El lóbulo frontal, además, es el encargado d los movimientos oculares, que representan un radar importantísimo de la relación entre los estímulos y nuestras reacciones reflejas percibidas especialmente por la vista.  Y, sobre todo, en la parte anterior del lóbulo frontal se aloja la capacidad cognitiva, el control de la conducta y la capacidad emocional. En definitiva, todas las capacidades cognitivas abstractas, esto quiere decir que allí se alojan todos los conceptos que incorporamos en una expresión del lenguaje (palabra, entonación, gesto…) y que convencionalmente nos pone en interconexión con los otros, a través de la comunicación. Y todo esto no termina de desarrollarse, incluso pasado los 20 años de edad.  Por esta misma razón, es que si lo pensamos en función de los momentos evolutivos de los seres humanos, nos podemos dar cuenta que criamos a nuestros vástagos con una determinada cautela que de alguna manera va en función de la madurez de las habilidades del lóbulo frontal.  Las edades sobre la base de las cuales vamos dando determinada autonomía de movimiento y salida a chicos y chicas, tiene también que ver con esto.

Un niño de menos de cinco años, reconoce y recuerda sitios o espacios físicos de dimensión reducida y que visita con asiduidad.  La casa de un tío o de los abuelos, una urbanización cerrada e incluso relaciona paisajes habituales.
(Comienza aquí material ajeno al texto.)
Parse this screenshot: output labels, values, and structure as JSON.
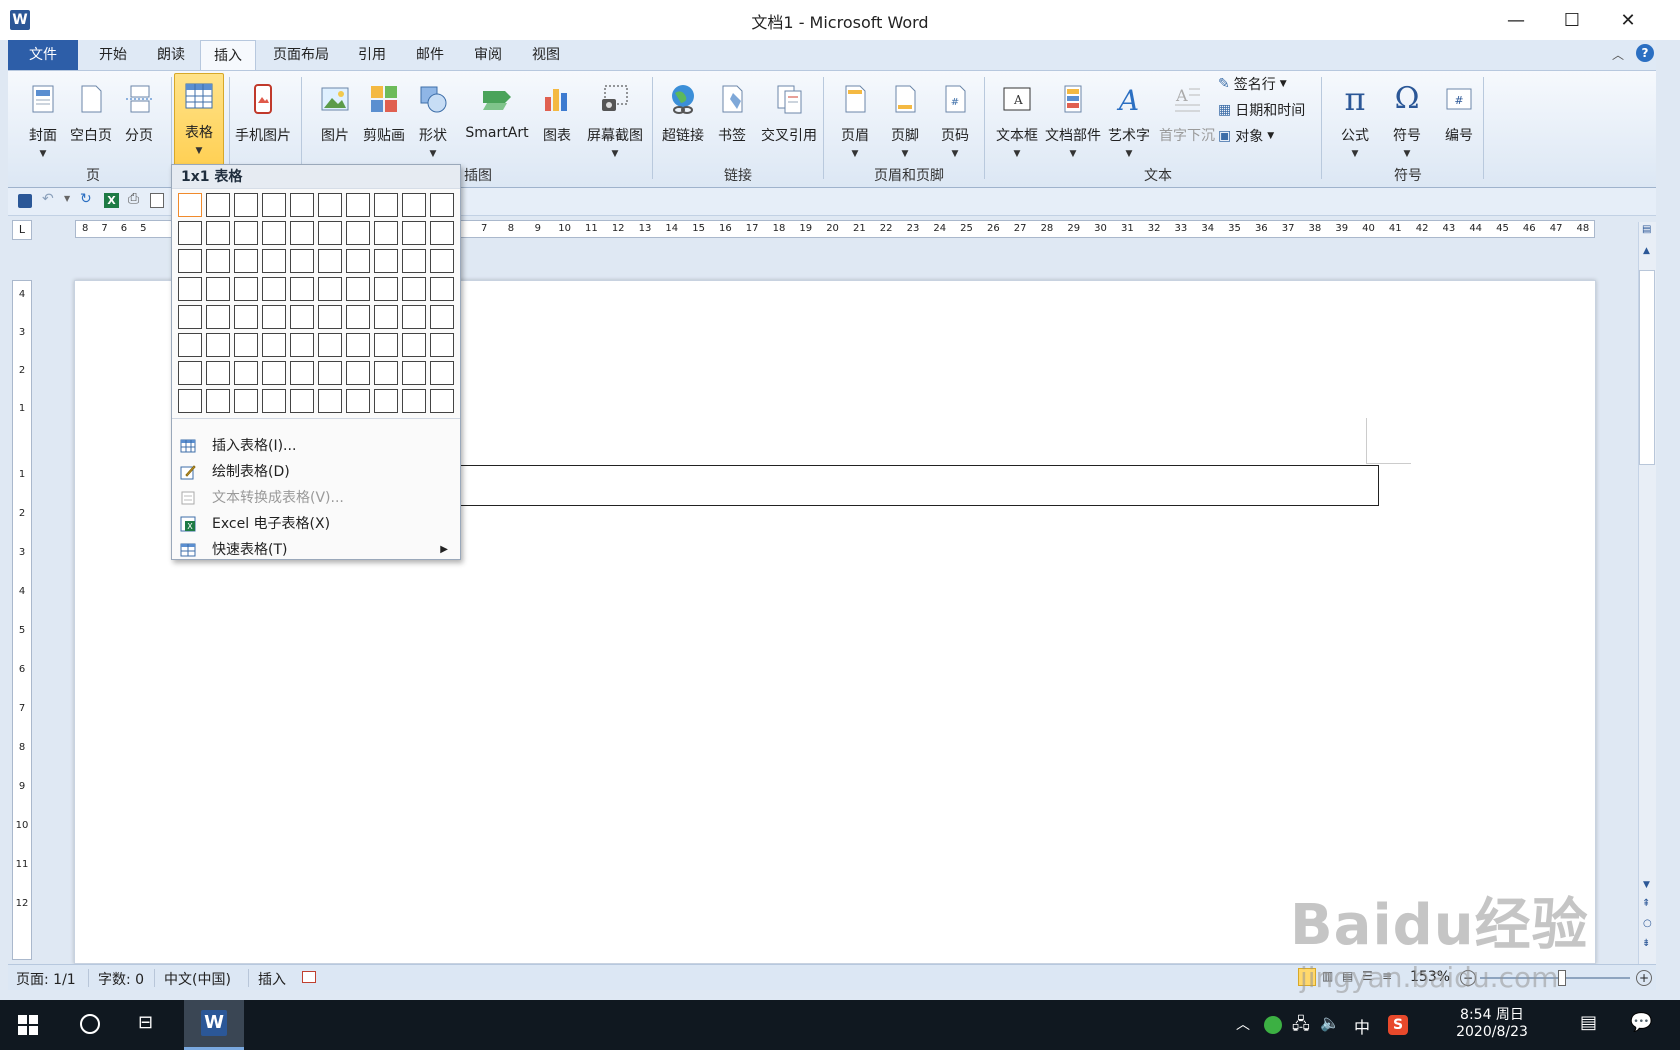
{
  "window": {
    "title": "文档1 - Microsoft Word",
    "app_icon": "W",
    "minimize": "—",
    "maximize": "☐",
    "close": "✕"
  },
  "tabs": [
    {
      "label": "文件"
    },
    {
      "label": "开始"
    },
    {
      "label": "朗读"
    },
    {
      "label": "插入"
    },
    {
      "label": "页面布局"
    },
    {
      "label": "引用"
    },
    {
      "label": "邮件"
    },
    {
      "label": "审阅"
    },
    {
      "label": "视图"
    }
  ],
  "ribbon": {
    "page_group": {
      "label": "页",
      "cover": "封面",
      "blank": "空白页",
      "break": "分页"
    },
    "table_group": {
      "table": "表格"
    },
    "phone_pic": "手机图片",
    "illustrations": {
      "label": "插图",
      "picture": "图片",
      "clipart": "剪贴画",
      "shapes": "形状",
      "smartart": "SmartArt",
      "chart": "图表",
      "screenshot": "屏幕截图"
    },
    "links": {
      "label": "链接",
      "hyperlink": "超链接",
      "bookmark": "书签",
      "crossref": "交叉引用"
    },
    "header_footer": {
      "label": "页眉和页脚",
      "header": "页眉",
      "footer": "页脚",
      "pagenum": "页码"
    },
    "text": {
      "label": "文本",
      "textbox": "文本框",
      "quickparts": "文档部件",
      "wordart": "艺术字",
      "dropcap": "首字下沉",
      "signature": "签名行",
      "datetime": "日期和时间",
      "object": "对象"
    },
    "symbols": {
      "label": "符号",
      "equation": "公式",
      "symbol": "符号",
      "number": "编号"
    }
  },
  "ruler": {
    "corner": "L",
    "h_left": [
      "8",
      "7",
      "6",
      "5"
    ],
    "h_right": [
      "6",
      "7",
      "8",
      "9",
      "10",
      "11",
      "12",
      "13",
      "14",
      "15",
      "16",
      "17",
      "18",
      "19",
      "20",
      "21",
      "22",
      "23",
      "24",
      "25",
      "26",
      "27",
      "28",
      "29",
      "30",
      "31",
      "32",
      "33",
      "34",
      "35",
      "36",
      "37",
      "38",
      "39",
      "40",
      "41",
      "42",
      "43",
      "44",
      "45",
      "46",
      "47",
      "48"
    ],
    "v_top": [
      "4",
      "3",
      "2",
      "1"
    ],
    "v_bottom": [
      "1",
      "2",
      "3",
      "4",
      "5",
      "6",
      "7",
      "8",
      "9",
      "10",
      "11",
      "12"
    ]
  },
  "table_menu": {
    "header": "1x1 表格",
    "grid_cols": 10,
    "grid_rows": 8,
    "items": [
      {
        "label": "插入表格(I)...",
        "icon": "table-icon",
        "disabled": false
      },
      {
        "label": "绘制表格(D)",
        "icon": "pencil-icon",
        "disabled": false
      },
      {
        "label": "文本转换成表格(V)...",
        "icon": "convert-icon",
        "disabled": true
      },
      {
        "label": "Excel 电子表格(X)",
        "icon": "excel-icon",
        "disabled": false
      },
      {
        "label": "快速表格(T)",
        "icon": "quick-table-icon",
        "disabled": false,
        "submenu": true
      }
    ]
  },
  "status": {
    "page": "页面: 1/1",
    "words": "字数: 0",
    "lang": "中文(中国)",
    "mode": "插入",
    "zoom": "153%"
  },
  "taskbar": {
    "time": "8:54 周日",
    "date": "2020/8/23",
    "ime": "中"
  },
  "watermark": {
    "brand": "Baidu经验",
    "url": "jingyan.baidu.com"
  },
  "colors": {
    "file_tab": "#2d5ea8",
    "highlight": "#ffcf52",
    "grid_selected": "#f08a2c"
  }
}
El camino del cole a casa, lo vive como una película en la que ve pasar imágenes que, poco a poco, y gracias a la repetición cotidiana, asocia con diversas circunstancias, esas circunstancias en una gran parte están en función de elementos y valores compositivos.  Los niveles de iluminación en función de las horas; las estaciones del año; un cartel de publicidad, determinados personajes, etcétera.

El siguiente momento se da cuando los chicos son capaces de disociar, en nuestro ejemplo, los elementos y valores compositivos, de la circunstancia o del paisaje en el que lo conocieron, siendo capaces, gracias a este estado de madurez de reconocer una ruta que va de un punto a otro, independientemente de los elementos que en ese trayecto pueden ser hallados y viceversa, puede reconocer esos elementos, fuera del contexto de ese trayecto, o el trayecto fuera del horario habitual en que se lo hace.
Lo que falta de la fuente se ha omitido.